Qu’il soit terrestre ou maritime, le suivi médical en situation extrême n’est jamais simle. La prise en charge des urgences répond à un schéma bien défini. Tout d’abord, le Service d’Aide Médicale Urgente (SAMU) traite l’appel. Il s’agit d’une plateforme téléphonique où un assistant de régulation et un médecin évaluent le degré d’urgence et la réponse à apporter.

À terre, les décisions prises par le SAMU sont diverses : soins à domicile, consultation du médecin traitant ou de garde, consultation aux urgences ou enfin évacuation. C’est justement dans ce dernier cas qu’intervient le Service Mobile d’Urgence et de Réanimation (SMUR) lorsque l’évacuation nécessite la présence d’un médecin.
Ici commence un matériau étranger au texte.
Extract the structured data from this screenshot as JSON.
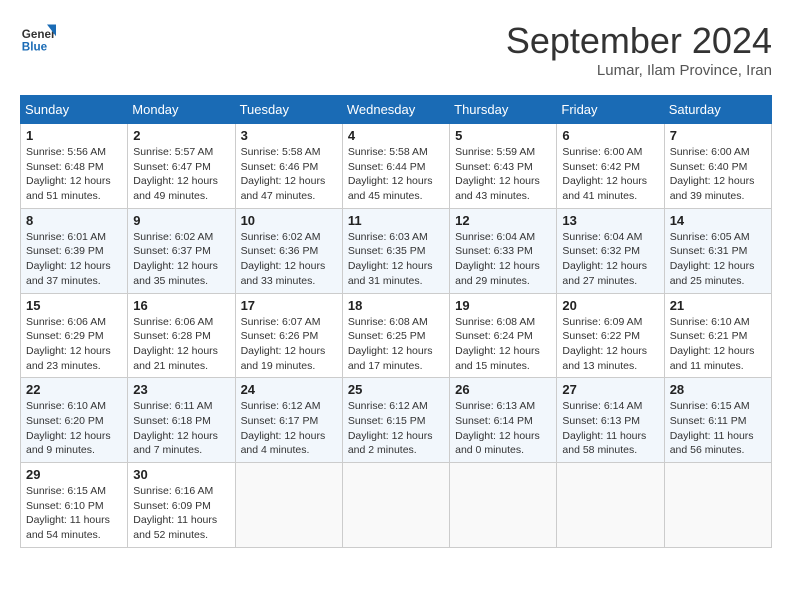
{
  "logo": {
    "line1": "General",
    "line2": "Blue"
  },
  "title": "September 2024",
  "location": "Lumar, Ilam Province, Iran",
  "weekdays": [
    "Sunday",
    "Monday",
    "Tuesday",
    "Wednesday",
    "Thursday",
    "Friday",
    "Saturday"
  ],
  "weeks": [
    [
      {
        "day": 1,
        "sunrise": "5:56 AM",
        "sunset": "6:48 PM",
        "daylight": "12 hours and 51 minutes."
      },
      {
        "day": 2,
        "sunrise": "5:57 AM",
        "sunset": "6:47 PM",
        "daylight": "12 hours and 49 minutes."
      },
      {
        "day": 3,
        "sunrise": "5:58 AM",
        "sunset": "6:46 PM",
        "daylight": "12 hours and 47 minutes."
      },
      {
        "day": 4,
        "sunrise": "5:58 AM",
        "sunset": "6:44 PM",
        "daylight": "12 hours and 45 minutes."
      },
      {
        "day": 5,
        "sunrise": "5:59 AM",
        "sunset": "6:43 PM",
        "daylight": "12 hours and 43 minutes."
      },
      {
        "day": 6,
        "sunrise": "6:00 AM",
        "sunset": "6:42 PM",
        "daylight": "12 hours and 41 minutes."
      },
      {
        "day": 7,
        "sunrise": "6:00 AM",
        "sunset": "6:40 PM",
        "daylight": "12 hours and 39 minutes."
      }
    ],
    [
      {
        "day": 8,
        "sunrise": "6:01 AM",
        "sunset": "6:39 PM",
        "daylight": "12 hours and 37 minutes."
      },
      {
        "day": 9,
        "sunrise": "6:02 AM",
        "sunset": "6:37 PM",
        "daylight": "12 hours and 35 minutes."
      },
      {
        "day": 10,
        "sunrise": "6:02 AM",
        "sunset": "6:36 PM",
        "daylight": "12 hours and 33 minutes."
      },
      {
        "day": 11,
        "sunrise": "6:03 AM",
        "sunset": "6:35 PM",
        "daylight": "12 hours and 31 minutes."
      },
      {
        "day": 12,
        "sunrise": "6:04 AM",
        "sunset": "6:33 PM",
        "daylight": "12 hours and 29 minutes."
      },
      {
        "day": 13,
        "sunrise": "6:04 AM",
        "sunset": "6:32 PM",
        "daylight": "12 hours and 27 minutes."
      },
      {
        "day": 14,
        "sunrise": "6:05 AM",
        "sunset": "6:31 PM",
        "daylight": "12 hours and 25 minutes."
      }
    ],
    [
      {
        "day": 15,
        "sunrise": "6:06 AM",
        "sunset": "6:29 PM",
        "daylight": "12 hours and 23 minutes."
      },
      {
        "day": 16,
        "sunrise": "6:06 AM",
        "sunset": "6:28 PM",
        "daylight": "12 hours and 21 minutes."
      },
      {
        "day": 17,
        "sunrise": "6:07 AM",
        "sunset": "6:26 PM",
        "daylight": "12 hours and 19 minutes."
      },
      {
        "day": 18,
        "sunrise": "6:08 AM",
        "sunset": "6:25 PM",
        "daylight": "12 hours and 17 minutes."
      },
      {
        "day": 19,
        "sunrise": "6:08 AM",
        "sunset": "6:24 PM",
        "daylight": "12 hours and 15 minutes."
      },
      {
        "day": 20,
        "sunrise": "6:09 AM",
        "sunset": "6:22 PM",
        "daylight": "12 hours and 13 minutes."
      },
      {
        "day": 21,
        "sunrise": "6:10 AM",
        "sunset": "6:21 PM",
        "daylight": "12 hours and 11 minutes."
      }
    ],
    [
      {
        "day": 22,
        "sunrise": "6:10 AM",
        "sunset": "6:20 PM",
        "daylight": "12 hours and 9 minutes."
      },
      {
        "day": 23,
        "sunrise": "6:11 AM",
        "sunset": "6:18 PM",
        "daylight": "12 hours and 7 minutes."
      },
      {
        "day": 24,
        "sunrise": "6:12 AM",
        "sunset": "6:17 PM",
        "daylight": "12 hours and 4 minutes."
      },
      {
        "day": 25,
        "sunrise": "6:12 AM",
        "sunset": "6:15 PM",
        "daylight": "12 hours and 2 minutes."
      },
      {
        "day": 26,
        "sunrise": "6:13 AM",
        "sunset": "6:14 PM",
        "daylight": "12 hours and 0 minutes."
      },
      {
        "day": 27,
        "sunrise": "6:14 AM",
        "sunset": "6:13 PM",
        "daylight": "11 hours and 58 minutes."
      },
      {
        "day": 28,
        "sunrise": "6:15 AM",
        "sunset": "6:11 PM",
        "daylight": "11 hours and 56 minutes."
      }
    ],
    [
      {
        "day": 29,
        "sunrise": "6:15 AM",
        "sunset": "6:10 PM",
        "daylight": "11 hours and 54 minutes."
      },
      {
        "day": 30,
        "sunrise": "6:16 AM",
        "sunset": "6:09 PM",
        "daylight": "11 hours and 52 minutes."
      },
      null,
      null,
      null,
      null,
      null
    ]
  ],
  "labels": {
    "sunrise": "Sunrise:",
    "sunset": "Sunset:",
    "daylight": "Daylight:"
  }
}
Un fonctionnement similaire sur terre et en mer

Lors d’une urgence maritime, le fonctionnement est similaire. En effet, le SAMU maritime basé à Toulouse reçoit les appels. Cet établissement va prendre des décisions équivalentes : soins à bord, débarquement (déroutement ou accueil à quai) ou évacuation. Un médecin et un infirmier composent le SMUR Maritime. Celui-ci peut alors se mobiliser et intervenir à l’aide d’un hélicoptère, de jour comme de nuit, quelles que soient les conditions météorologiques. Pour intégrer cette unité spéciale, les soignants suivent une formation sous forme de diplôme universitaire. Ils se soumettent ensuite à des entraînements réguliers afin de maintenir leurs compétences interventionnelles.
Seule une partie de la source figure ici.